Weeks later [after 911], an associate of bin Laden came seeking experienced fighters, and those without families left for Tora Bora. In the trenches there, the fighters ate and slept and cleaned their weapons, surrounded by the distant sounds of bombardments.

"Bin Laden was convinced the Americans would come down and fight. We spent five weeks like that, manning our positions in case the Americans landed," he said.

As the airstrikes moved closer, and with the United States' Afghan allies advancing, bin Laden decided to retreat and left one morning. His aides told 300 Arab fighters to make their way to Pakistan and surrender to their embassies.

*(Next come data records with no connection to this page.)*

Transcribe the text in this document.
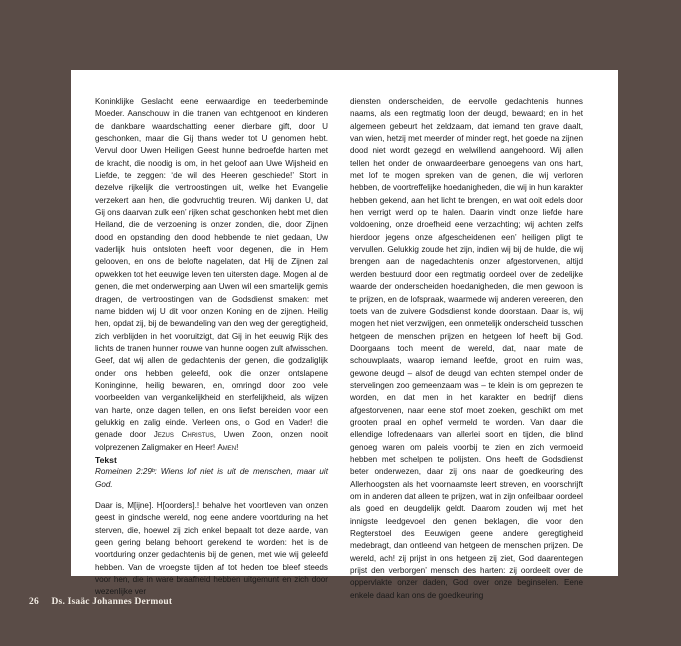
Koninklijke Geslacht eene eerwaardige en teederbeminde Moeder. Aanschouw in die tranen van echtgenoot en kinderen de dankbare waardschatting eener dierbare gift, door U geschonken, maar die Gij thans weder tot U genomen hebt. Vervul door Uwen Heiligen Geest hunne bedroefde harten met de kracht, die noodig is om, in het geloof aan Uwe Wijsheid en Liefde, te zeggen: ‘de wil des Heeren geschiede!’ Stort in dezelve rijkelijk die vertroostingen uit, welke het Evangelie verzekert aan hen, die godvruchtig treuren. Wij danken U, dat Gij ons daarvan zulk een’ rijken schat geschonken hebt met dien Heiland, die de verzoening is onzer zonden, die, door Zijnen dood en opstanding den dood hebbende te niet gedaan, Uw vaderlijk huis ontsloten heeft voor degenen, die in Hem gelooven, en ons de belofte nagelaten, dat Hij de Zijnen zal opwekken tot het eeuwige leven ten uitersten dage. Mogen al de genen, die met onderwerping aan Uwen wil een smartelijk gemis dragen, de vertroostingen van de Godsdienst smaken: met name bidden wij U dit voor onzen Koning en de zijnen. Heilig hen, opdat zij, bij de bewandeling van den weg der geregtigheid, zich verblijden in het vooruitzigt, dat Gij in het eeuwig Rijk des lichts de tranen hunner rouwe van hunne oogen zult afwisschen. Geef, dat wij allen de gedachtenis der genen, die godzaliglijk onder ons hebben geleefd, ook die onzer ontslapene Koninginne, heilig bewaren, en, omringd door zoo vele voorbeelden van vergankelijkheid en sterfelijkheid, als wijzen van harte, onze dagen tellen, en ons liefst bereiden voor een gelukkig en zalig einde. Verleen ons, o God en Vader! die genade door Jezus Christus, Uwen Zoon, onzen nooit volprezenen Zaligmaker en Heer! Amen!

Tekst

Romeinen 2:29ᵇ: Wiens lof niet is uit de menschen, maar uit God.

Daar is, M[ijne]. H[oorders].! behalve het voortleven van onzen geest in gindsche wereld, nog eene andere voortduring na het sterven, die, hoewel zij zich enkel bepaalt tot deze aarde, van geen gering belang behoort gerekend te worden: het is de voortduring onzer gedachtenis bij de genen, met wie wij geleefd hebben. Van de vroegste tijden af tot heden toe bleef steeds voor hen, die in ware braafheid hebben uitgemunt en zich door wezenlijke ver

diensten onderscheiden, de eervolle gedachtenis hunnes naams, als een regtmatig loon der deugd, bewaard; en in het algemeen gebeurt het zeldzaam, dat iemand ten grave daalt, van wien, hetzij met meerder of minder regt, het goede na zijnen dood niet wordt gezegd en welwillend aangehoord. Wij allen tellen het onder de onwaardeerbare genoegens van ons hart, met lof te mogen spreken van de genen, die wij verloren hebben, de voortreffelijke hoedanigheden, die wij in hun karakter hebben gekend, aan het licht te brengen, en wat ooit edels door hen verrigt werd op te halen. Daarin vindt onze liefde hare voldoening, onze droefheid eene verzachting; wij achten zelfs hierdoor jegens onze afgescheidenen een’ heiligen pligt te vervullen. Gelukkig zoude het zijn, indien wij bij de hulde, die wij brengen aan de nagedachtenis onzer afgestorvenen, altijd werden bestuurd door een regtmatig oordeel over de zedelijke waarde der onderscheiden hoedanigheden, die men gewoon is te prijzen, en de lofspraak, waarmede wij anderen vereeren, den toets van de zuivere Godsdienst konde doorstaan. Daar is, wij mogen het niet verzwijgen, een onmetelijk onderscheid tusschen hetgeen de menschen prijzen en hetgeen lof heeft bij God. Doorgaans toch meent de wereld, dat, naar mate de schouwplaats, waarop iemand leefde, groot en ruim was, gewone deugd – alsof de deugd van echten stempel onder de stervelingen zoo gemeenzaam was – te klein is om geprezen te worden, en dat men in het karakter en bedrijf diens afgestorvenen, naar eene stof moet zoeken, geschikt om met grooten praal en ophef vermeld te worden. Van daar die ellendige lofredenaars van allerlei soort en tijden, die blind genoeg waren om paleis voorbij te zien en zich vermoeid hebben met schelpen te polijsten. Ons heeft de Godsdienst beter onderwezen, daar zij ons naar de goedkeuring des Allerhoogsten als het voornaamste leert streven, en voorschrijft om in anderen dat alleen te prijzen, wat in zijn onfeilbaar oordeel als goed en deugdelijk geldt. Daarom zouden wij met het innigste leedgevoel den genen beklagen, die voor den Regterstoel des Eeuwigen geene andere geregtigheid medebragt, dan ontleend van hetgeen de menschen prijzen. De wereld, ach! zij prijst in ons hetgeen zij ziet, God daarentegen prijst den verborgen’ mensch des harten: zij oordeelt over de oppervlakte onzer daden, God over onze beginselen. Eene enkele daad kan ons de goedkeuring

26 Ds. Isaäc Johannes Dermout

Pakistani authorities stopped the fighters near the border and handed them over to the U.S. military, which sent them to Guantanamo Bay.


Hubayshi then states, "The whole way to Cuba, I prayed the plane would fall," he said. "There was no dignity in what he made us do."

Hubayshi said he is sorry that Muslims carried out the Sept. 11 attacks because they targeted civilians: "That was wrong. Jihad is fighting soldier to soldier."

snip

In all the years he spent trying to help Muslims, Hubayshi said, he regrets he did not do more.

"My dream was that I would fight when there was fighting, and teach children when there was peace," he said. "I'm sorry we left Afghanistan with so much war and death. I wish we had built hospitals or schools."



The Arab world's increasing rejection of the Islamic jihad movement's tactics, combined with increased awareness, as demonstrated by Habayshi, are landmarks in a battle against a stateless enemy. Landmarks that, sadly, would not have been possible but for the resulting war in Iraq. Given the chance to brazenly demonstrate their brutal warfare, the wanton killing of fellow Muslims, innocent women and children included, became the foundation for Iraq's The Awakening bond. Outside of Iraq, it has greatly diminished their respect in the Muslim world who once considered them "heroes".

Quiet success? Absolutely. Had we not liberated Iraq, and the cards fell as they may, it is most likely that the jihad fighters still would be idolized as heroes today, and more young men as Habayshi ensnared in their delusions of glory.